Occorre invece rinunciare alla punizione e alla proibizione nel rispetto del principio di autodeterminazione della persona. Gli uomini sono figli di Dio, sono stati creati a sua immagine e somiglianza, questo vorrà pur dire qualcosa. E poi, se si vuole essere onesti, dopo il fallimento di oltre trent'anni di proibizionismo, dopo che nessuno oggi può ignorare che dietro il proibizionismo c'è il narcotraffico, bisogna avere il coraggio di dire che è ora di sperimentare la legalizzazione.
Il senso del documento è innanzitutto politico. Il 4 novembre scorso, l'arcivescovo di Genova, Tettamanzi, che è anche vicepresidente della Cei, ha tenuto una specie di conferenza in cattedra contro la droga «libera». È la Cei che ha sollecitato il Pontificio Consiglio, proprio in vista della Conferenza governativa. Badate che è così su tutti i temi, prendiamo ad esempio la battaglia per la scuola cattolica. Subito dopo partono le «veline» per i vescovi. L'ultimo che protestò per le veline fu il cardinale Pellegrino, dicendo: se ci avete nominati vescovi, lasciateci un briciolo di autonomia, casomai ci richiamerete dopo...

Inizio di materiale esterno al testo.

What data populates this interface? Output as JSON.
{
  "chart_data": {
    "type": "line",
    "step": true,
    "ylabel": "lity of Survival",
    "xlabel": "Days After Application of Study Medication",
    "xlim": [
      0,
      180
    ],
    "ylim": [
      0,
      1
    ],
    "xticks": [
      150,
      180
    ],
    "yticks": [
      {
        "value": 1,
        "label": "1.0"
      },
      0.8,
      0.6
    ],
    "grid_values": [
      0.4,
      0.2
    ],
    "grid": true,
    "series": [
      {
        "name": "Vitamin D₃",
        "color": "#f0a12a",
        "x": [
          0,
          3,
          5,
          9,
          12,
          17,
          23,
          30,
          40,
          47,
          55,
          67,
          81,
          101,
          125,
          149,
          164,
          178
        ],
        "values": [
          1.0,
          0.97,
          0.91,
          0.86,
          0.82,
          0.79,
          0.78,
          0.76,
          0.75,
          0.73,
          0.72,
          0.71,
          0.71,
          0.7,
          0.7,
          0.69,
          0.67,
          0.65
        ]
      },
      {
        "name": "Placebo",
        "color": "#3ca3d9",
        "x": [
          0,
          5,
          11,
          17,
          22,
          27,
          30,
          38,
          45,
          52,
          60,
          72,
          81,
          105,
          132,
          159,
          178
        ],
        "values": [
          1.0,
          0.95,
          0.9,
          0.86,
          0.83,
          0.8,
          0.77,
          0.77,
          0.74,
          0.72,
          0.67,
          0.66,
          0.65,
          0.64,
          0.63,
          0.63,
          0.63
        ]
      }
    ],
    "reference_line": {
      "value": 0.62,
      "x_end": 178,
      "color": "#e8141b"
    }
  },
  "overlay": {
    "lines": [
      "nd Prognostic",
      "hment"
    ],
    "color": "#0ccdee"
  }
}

Purtroppo io sono l'unico cristiano cattolico e prete, povero prete, che ha cercato di contestare il documento. Anche quando il mio arcivescovo ha tenuto il discorso di cui ho detto, io l'ho contestato sui giornali locali. Ho chiesto anche come mai non siamo stati consultati: la nostra comunità è ormai da trent'anni sul territorio, e anche se siamo un po' stonati rispetto al coro, il nostro vescovo doveva ascoltarci prima di parlare».